November 19. 2018 , Samantha Melamed - The Philadelphia Inquirer

In 2013, a cure for hepatitis C — a chronic viral infection that, if untreated, can lead to fatal liver disease — was brought to market. But who would get the $100,000 lifesaving treatment? That's been a subject of political and legal battles ever since.
In May 2017, the Wolf administration announced that Pennsylvania would expand Medicaid coverage of the treatment to anyone with hepatitis C, instead of treating only those with signs of liver damage.
Now, through a legal settlement filed for approval Monday in federal court for the Eastern District of Pennsylvania, approximately 5,000 incarcerated Pennsylvanians who have hepatitis C would also have access to direct-acting antiviral drugs, which are effective in about 95 percent of cases.

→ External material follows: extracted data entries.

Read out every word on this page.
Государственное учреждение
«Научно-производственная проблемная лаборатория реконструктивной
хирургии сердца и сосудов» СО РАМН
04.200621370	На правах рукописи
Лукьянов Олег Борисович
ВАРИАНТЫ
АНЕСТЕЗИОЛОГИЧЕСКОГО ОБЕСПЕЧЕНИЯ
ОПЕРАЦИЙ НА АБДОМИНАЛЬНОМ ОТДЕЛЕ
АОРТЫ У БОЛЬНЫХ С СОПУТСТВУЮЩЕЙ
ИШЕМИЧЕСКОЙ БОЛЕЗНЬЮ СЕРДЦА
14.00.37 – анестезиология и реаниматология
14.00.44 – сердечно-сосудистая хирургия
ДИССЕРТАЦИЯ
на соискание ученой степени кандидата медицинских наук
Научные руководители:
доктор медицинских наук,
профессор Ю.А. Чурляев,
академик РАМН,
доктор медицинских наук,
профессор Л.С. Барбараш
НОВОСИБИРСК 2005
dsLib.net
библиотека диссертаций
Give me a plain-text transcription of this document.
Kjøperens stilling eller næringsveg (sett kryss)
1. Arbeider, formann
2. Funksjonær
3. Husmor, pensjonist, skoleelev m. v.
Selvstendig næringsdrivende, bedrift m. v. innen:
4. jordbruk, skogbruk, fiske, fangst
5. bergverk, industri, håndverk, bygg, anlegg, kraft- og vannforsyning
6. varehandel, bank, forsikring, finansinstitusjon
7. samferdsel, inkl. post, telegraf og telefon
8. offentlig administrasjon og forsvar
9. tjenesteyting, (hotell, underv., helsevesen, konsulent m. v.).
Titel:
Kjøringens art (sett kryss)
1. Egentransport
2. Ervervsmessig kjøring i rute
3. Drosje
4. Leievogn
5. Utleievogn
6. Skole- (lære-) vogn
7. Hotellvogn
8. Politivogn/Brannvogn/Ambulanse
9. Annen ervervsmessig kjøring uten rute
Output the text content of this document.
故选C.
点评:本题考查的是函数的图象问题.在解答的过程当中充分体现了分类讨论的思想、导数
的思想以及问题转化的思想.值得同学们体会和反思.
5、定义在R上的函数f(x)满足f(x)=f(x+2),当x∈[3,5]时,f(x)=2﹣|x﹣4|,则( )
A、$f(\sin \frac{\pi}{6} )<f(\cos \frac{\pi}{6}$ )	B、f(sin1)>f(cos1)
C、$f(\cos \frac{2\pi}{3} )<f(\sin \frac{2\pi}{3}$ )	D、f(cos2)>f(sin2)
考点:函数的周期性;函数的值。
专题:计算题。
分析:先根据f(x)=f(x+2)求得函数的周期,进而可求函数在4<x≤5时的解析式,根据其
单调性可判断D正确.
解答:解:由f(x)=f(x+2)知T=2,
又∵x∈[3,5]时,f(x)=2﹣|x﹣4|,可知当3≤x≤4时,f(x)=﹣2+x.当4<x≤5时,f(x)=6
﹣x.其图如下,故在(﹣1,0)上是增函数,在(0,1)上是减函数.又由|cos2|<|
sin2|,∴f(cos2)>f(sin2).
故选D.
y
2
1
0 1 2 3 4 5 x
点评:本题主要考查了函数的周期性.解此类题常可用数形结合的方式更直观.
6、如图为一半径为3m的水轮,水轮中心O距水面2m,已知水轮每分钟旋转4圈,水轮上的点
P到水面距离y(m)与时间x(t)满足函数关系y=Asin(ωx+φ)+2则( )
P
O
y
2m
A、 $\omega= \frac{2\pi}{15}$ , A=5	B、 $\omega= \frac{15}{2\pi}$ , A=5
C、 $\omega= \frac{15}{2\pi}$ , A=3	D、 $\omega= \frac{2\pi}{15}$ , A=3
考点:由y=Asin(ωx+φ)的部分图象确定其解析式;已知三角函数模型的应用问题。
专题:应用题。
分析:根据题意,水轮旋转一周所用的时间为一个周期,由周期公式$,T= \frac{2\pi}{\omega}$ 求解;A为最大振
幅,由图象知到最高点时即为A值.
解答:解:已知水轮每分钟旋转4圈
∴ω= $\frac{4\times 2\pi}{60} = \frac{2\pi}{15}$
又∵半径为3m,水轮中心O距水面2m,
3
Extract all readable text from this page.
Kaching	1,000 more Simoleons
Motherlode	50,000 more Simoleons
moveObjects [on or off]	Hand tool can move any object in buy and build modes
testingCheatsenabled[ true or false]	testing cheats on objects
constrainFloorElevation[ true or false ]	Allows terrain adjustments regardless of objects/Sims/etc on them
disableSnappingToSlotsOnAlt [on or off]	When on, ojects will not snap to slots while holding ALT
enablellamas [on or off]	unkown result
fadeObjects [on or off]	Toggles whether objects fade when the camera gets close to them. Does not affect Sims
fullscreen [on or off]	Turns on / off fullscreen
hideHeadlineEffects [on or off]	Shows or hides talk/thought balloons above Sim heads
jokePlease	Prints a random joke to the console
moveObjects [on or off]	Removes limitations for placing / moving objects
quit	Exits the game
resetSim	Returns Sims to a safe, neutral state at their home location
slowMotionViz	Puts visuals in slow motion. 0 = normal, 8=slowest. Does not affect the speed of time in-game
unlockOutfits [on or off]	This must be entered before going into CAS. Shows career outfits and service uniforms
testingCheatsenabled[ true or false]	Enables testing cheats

"We believe that this settlement, if approved by the court, will be a landmark in medical care in our state prisons and will greatly advance public health in Pennsylvania. The Pennsylvania [Department of Corrections] has taken an important step in health care that puts them at the forefront of care for people with chronic hep C," said David Rudovsky, a Philadelphia civil-rights lawyer who filed the lawsuit with the Pennsylvania Institutional Law Project and the Dechert law firm.
It will, in fact, make access to hepatitis C treatment in Pennsylvania prisons better than what's available to those on Medicaid in some states.
Treatment, which will begin with the most advanced cases, will extend to everyone with hepatitis C in prison by June 30, 2022, under the agreement.